In response to the SARS-CoV-2 virus and demand for diagnostic testing, the United States Food and Drug Administration (FDA) called for accelerated development of COVID-19 healthcare solutions and expanded national testing capacity. Under the FDA emergency use authorization (EUA) directive, our client set out to develop a rapid, molecular diagnostic test for the identification of the SARS-CoV-2 virus that was able to be run by non-medical personnel.

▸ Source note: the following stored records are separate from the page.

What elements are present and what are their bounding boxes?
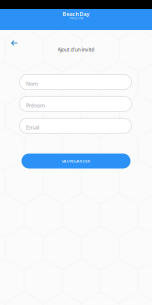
staticText: THALES DMS <box>69 16 83 20</box>
staticText: SAUVEGARDER <box>62 158 90 164</box>
staticText: Beach Day <box>62 10 90 18</box>
button[interactable]: SAUVEGARDER <box>22 154 130 168</box>
staticText: Ajout d'un invité <box>58 46 94 53</box>
staticText: Email <box>26 124 39 131</box>
button[interactable]: Back <box>7 36 22 50</box>
staticText: Nom <box>26 80 38 87</box>
staticText: Prénom <box>26 102 45 109</box>
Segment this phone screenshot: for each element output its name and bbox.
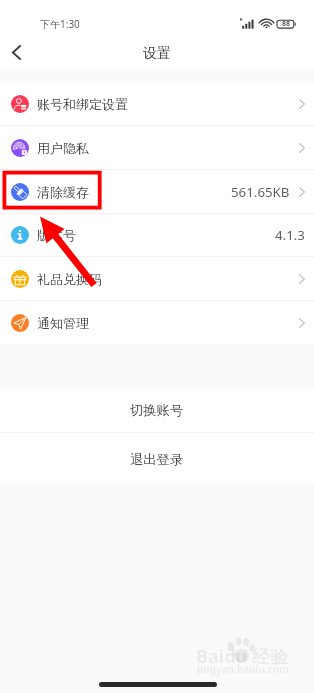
button[interactable]: 礼品兑换码 xyxy=(0,257,314,300)
staticText: 切换账号 xyxy=(130,402,184,419)
button[interactable]: 清除缓存 xyxy=(0,170,314,213)
staticText: 通知管理 xyxy=(37,315,89,331)
button[interactable]: 版本号 xyxy=(0,214,314,256)
staticText: 版本号 xyxy=(37,227,76,243)
staticText: 用户隐私 xyxy=(37,140,89,156)
staticText: 账号和绑定设置 xyxy=(37,96,128,112)
button[interactable]: Back xyxy=(2,38,30,66)
staticText: 设置 xyxy=(143,45,171,63)
staticText: Baidu 经验 xyxy=(196,644,288,669)
button[interactable]: 退出登录 xyxy=(0,433,314,481)
staticText: jingyan.baidu.com xyxy=(197,662,289,676)
button[interactable]: 账号和绑定设置 xyxy=(0,83,314,125)
button[interactable]: 用户隐私 xyxy=(0,126,314,169)
staticText: 退出登录 xyxy=(130,451,184,468)
staticText: 清除缓存 xyxy=(37,184,89,200)
button[interactable]: 切换账号 xyxy=(0,388,314,432)
staticText: 561.65KB xyxy=(231,183,290,201)
button[interactable]: 通知管理 xyxy=(0,301,314,344)
staticText: 88 xyxy=(282,19,291,29)
staticText: 4.1.3 xyxy=(275,226,305,244)
staticText: 礼品兑换码 xyxy=(37,271,102,287)
staticText: 下午1:30 xyxy=(40,17,80,31)
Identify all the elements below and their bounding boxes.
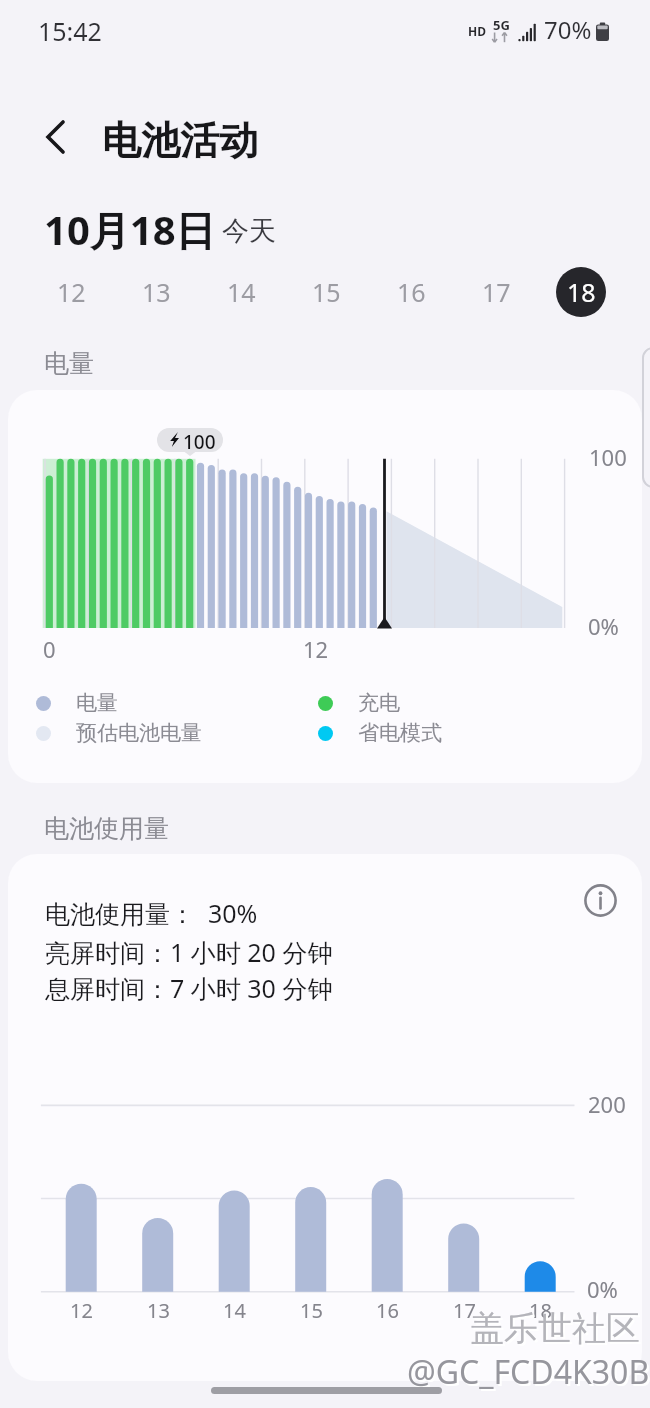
staticText: 0% (588, 611, 619, 641)
staticText: 16 (376, 1297, 399, 1321)
staticText: 盖乐世社区 (470, 1307, 640, 1350)
staticText: 18 (567, 275, 596, 309)
button[interactable]: Back (24, 105, 88, 169)
button[interactable]: 12 (39, 260, 103, 324)
staticText: 0 (43, 634, 56, 664)
button[interactable]: 13 (124, 260, 188, 324)
staticText: 息屏时间：7 小时 30 分钟 (45, 971, 333, 1005)
staticText: 盖乐世社区 (472, 1309, 642, 1352)
staticText: 13 (142, 275, 171, 309)
staticText: 16 (397, 275, 426, 309)
staticText: 12 (70, 1297, 93, 1321)
staticText: 12 (303, 634, 329, 664)
staticText: 15 (312, 275, 341, 309)
staticText: 亮屏时间：1 小时 20 分钟 (45, 935, 333, 969)
staticText: 省电模式 (358, 720, 442, 746)
staticText: 70% (544, 13, 592, 46)
staticText: 17 (453, 1297, 476, 1321)
staticText: 14 (223, 1297, 246, 1321)
staticText: 200 (588, 1089, 626, 1119)
staticText: @GC_FCD4K30B (407, 1350, 650, 1394)
staticText: 14 (227, 275, 256, 309)
staticText: 5G (493, 16, 510, 34)
staticText: 充电 (358, 690, 400, 716)
staticText: 电量 (76, 690, 118, 716)
staticText: 100 (183, 429, 216, 455)
staticText: 今天 (222, 214, 276, 248)
staticText: 12 (57, 275, 86, 309)
button[interactable]: 15 (294, 260, 358, 324)
staticText: 15:42 (38, 14, 102, 48)
button[interactable]: 17 (464, 260, 528, 324)
staticText: 10月18日 (44, 202, 216, 257)
staticText: HD (468, 23, 486, 39)
staticText: 电池使用量： 30% (45, 896, 258, 930)
staticText: 电量 (44, 348, 94, 379)
button[interactable]: 14 (209, 260, 273, 324)
button[interactable]: 16 (379, 260, 443, 324)
staticText: 15 (300, 1297, 323, 1321)
button[interactable]: 18 (549, 260, 613, 324)
staticText: 0% (587, 1274, 618, 1304)
staticText: 电池活动 (102, 116, 258, 165)
staticText: 电池使用量 (44, 813, 169, 844)
staticText: @GC_FCD4K30B (409, 1352, 650, 1396)
staticText: 17 (482, 275, 511, 309)
button[interactable]: Information (572, 872, 628, 928)
staticText: 预估电池电量 (76, 720, 202, 746)
staticText: 100 (589, 442, 627, 472)
staticText: 18 (529, 1297, 552, 1321)
staticText: 13 (147, 1297, 170, 1321)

After receiving funding from the National Institutes of Health (NIH) Rapid Acceleration of Diagnostics (RADx) initiative, they engaged Invetech to rapidly convert a manually performed chemistry to an automated consumable-plus-instrument platform that could be used in Clinical Laboratory Improvement Amendments (CLIA)-Waived settings.
The objective was to get to market as rapidly as possible with a fully functioning platform to help address the critical need for diagnostic testing. As part of the product development strategy, design optimization was intentionally deferred to accelerate the delivery on a Minimum Viable Product (MVP).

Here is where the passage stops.